从昨天开始,沈嘉和一改往日的旧毛病,拍戏中途再也不喊停了,脾气也好了不少,导演对他的感官直线上升,自然也开始真切地关心起他来了。
这一下午都是他和那个程玲玲的对手戏。
想起那个程玲玲身上那股让人难以忍受的怪味,导演不禁对他报以十二分的同情。他想了想,还是过来说:“不如今天休息一下吧?进度已经很快了。”
沈嘉和求之不得,虽然早有心理准备,但这一下午还是煎熬地不行,于是点了点头。
导演大大松了口气,笑着招呼在场所有人散了。
一伙人都欢呼起来,作鸟兽散了。
第二天,程玲玲没有来,第三天,仍然没有来,到了第四第五天依然。不知道为什么,剧组所有人不但没有不满,反而欢欣雀跃。
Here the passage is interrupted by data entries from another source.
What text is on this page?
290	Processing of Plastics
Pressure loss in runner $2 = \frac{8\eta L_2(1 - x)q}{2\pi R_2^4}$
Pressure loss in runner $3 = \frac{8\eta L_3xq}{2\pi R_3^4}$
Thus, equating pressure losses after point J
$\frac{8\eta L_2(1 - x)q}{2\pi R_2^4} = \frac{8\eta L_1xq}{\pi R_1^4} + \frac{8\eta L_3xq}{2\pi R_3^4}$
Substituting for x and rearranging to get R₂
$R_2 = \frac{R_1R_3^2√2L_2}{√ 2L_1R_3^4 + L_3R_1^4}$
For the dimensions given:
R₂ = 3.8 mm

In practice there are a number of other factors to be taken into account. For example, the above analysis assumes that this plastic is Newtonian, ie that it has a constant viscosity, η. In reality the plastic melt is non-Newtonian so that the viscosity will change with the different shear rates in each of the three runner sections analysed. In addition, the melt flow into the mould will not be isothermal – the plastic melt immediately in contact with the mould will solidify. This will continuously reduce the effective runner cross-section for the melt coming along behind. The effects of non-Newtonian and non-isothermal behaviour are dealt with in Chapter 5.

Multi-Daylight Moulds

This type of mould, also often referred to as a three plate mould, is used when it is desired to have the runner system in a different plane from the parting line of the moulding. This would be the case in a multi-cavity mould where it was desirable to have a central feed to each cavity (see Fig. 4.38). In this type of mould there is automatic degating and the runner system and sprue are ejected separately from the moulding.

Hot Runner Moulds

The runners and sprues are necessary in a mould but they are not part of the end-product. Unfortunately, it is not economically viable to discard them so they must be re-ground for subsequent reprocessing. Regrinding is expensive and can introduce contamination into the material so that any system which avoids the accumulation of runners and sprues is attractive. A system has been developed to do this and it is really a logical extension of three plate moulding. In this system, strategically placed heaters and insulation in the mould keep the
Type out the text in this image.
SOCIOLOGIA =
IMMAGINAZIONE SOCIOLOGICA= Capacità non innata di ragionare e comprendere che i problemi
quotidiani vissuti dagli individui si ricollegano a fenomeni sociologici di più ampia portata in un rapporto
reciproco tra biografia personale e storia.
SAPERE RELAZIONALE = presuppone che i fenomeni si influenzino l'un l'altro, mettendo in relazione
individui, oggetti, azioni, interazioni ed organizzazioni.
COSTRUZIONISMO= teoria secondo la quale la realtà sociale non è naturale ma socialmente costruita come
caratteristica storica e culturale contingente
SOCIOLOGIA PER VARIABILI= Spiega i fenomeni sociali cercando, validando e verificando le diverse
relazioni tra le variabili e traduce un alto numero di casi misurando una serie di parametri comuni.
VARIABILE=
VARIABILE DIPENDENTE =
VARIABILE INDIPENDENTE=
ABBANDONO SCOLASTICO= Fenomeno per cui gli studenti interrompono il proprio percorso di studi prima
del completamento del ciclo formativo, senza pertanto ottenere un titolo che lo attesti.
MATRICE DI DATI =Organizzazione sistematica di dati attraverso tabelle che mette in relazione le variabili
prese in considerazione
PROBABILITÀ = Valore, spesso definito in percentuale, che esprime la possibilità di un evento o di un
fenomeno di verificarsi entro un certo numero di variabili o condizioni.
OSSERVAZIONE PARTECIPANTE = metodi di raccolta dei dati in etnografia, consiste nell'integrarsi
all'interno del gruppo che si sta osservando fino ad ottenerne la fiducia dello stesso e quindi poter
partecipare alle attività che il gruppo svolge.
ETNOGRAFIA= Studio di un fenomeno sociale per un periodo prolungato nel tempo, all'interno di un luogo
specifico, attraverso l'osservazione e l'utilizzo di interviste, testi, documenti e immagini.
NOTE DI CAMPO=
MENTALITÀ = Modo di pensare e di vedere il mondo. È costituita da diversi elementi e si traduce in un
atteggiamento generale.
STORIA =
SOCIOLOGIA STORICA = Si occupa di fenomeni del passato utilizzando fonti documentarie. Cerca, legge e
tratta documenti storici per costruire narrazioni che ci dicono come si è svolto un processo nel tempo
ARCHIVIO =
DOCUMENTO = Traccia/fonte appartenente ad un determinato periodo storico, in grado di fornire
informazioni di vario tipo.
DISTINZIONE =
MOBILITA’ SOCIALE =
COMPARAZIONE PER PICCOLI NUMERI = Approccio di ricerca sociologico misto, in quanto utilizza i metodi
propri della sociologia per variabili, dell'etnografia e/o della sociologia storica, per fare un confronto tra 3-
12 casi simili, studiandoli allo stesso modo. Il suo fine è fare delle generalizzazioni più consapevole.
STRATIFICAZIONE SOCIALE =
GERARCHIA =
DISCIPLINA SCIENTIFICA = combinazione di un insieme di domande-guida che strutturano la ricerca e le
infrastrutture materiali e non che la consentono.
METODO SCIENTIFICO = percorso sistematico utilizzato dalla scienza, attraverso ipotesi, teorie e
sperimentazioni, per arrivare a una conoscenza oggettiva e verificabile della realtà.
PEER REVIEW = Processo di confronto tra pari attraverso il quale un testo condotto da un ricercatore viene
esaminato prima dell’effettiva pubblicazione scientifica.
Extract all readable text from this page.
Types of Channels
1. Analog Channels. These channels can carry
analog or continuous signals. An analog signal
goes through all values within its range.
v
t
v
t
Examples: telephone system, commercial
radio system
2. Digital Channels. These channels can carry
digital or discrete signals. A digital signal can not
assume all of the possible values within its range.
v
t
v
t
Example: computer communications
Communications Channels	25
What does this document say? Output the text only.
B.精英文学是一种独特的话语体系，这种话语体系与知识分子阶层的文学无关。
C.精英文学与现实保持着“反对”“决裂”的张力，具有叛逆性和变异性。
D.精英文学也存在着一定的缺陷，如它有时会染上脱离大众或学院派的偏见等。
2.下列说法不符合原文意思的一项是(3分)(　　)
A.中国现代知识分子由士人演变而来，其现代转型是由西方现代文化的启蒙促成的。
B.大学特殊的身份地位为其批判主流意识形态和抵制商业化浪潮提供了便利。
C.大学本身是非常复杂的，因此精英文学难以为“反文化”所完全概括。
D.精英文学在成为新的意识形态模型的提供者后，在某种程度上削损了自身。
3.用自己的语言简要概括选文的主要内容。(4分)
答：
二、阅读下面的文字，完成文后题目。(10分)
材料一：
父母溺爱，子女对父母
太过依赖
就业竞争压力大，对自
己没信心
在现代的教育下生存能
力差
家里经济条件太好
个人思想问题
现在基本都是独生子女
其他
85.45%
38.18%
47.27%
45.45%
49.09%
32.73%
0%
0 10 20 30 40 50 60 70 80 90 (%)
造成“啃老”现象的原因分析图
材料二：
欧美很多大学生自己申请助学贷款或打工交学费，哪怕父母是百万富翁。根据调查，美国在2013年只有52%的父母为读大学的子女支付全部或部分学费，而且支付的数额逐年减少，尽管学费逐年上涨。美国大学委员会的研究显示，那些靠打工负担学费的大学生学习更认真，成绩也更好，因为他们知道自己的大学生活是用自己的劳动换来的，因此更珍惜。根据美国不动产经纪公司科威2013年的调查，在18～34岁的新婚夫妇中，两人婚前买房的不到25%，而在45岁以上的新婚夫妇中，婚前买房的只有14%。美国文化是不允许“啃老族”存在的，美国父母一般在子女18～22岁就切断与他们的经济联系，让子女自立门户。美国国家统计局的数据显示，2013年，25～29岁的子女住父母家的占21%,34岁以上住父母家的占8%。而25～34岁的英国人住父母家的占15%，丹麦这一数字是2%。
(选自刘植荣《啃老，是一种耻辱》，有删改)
导演和编剧商量了一下,决定还是把角色改回去,让夏一冉继续回来拍。
不过,要是重新开始,进度肯定是赶不上的。好在,化腐朽为神奇的编剧想到了一个绝妙的办法,把梁柔这个角色一分为二,之前程玲玲演的那些自动降为了女四,还是个极为阴险白莲的害人精,又自卑又愚蠢,下场也很悲惨。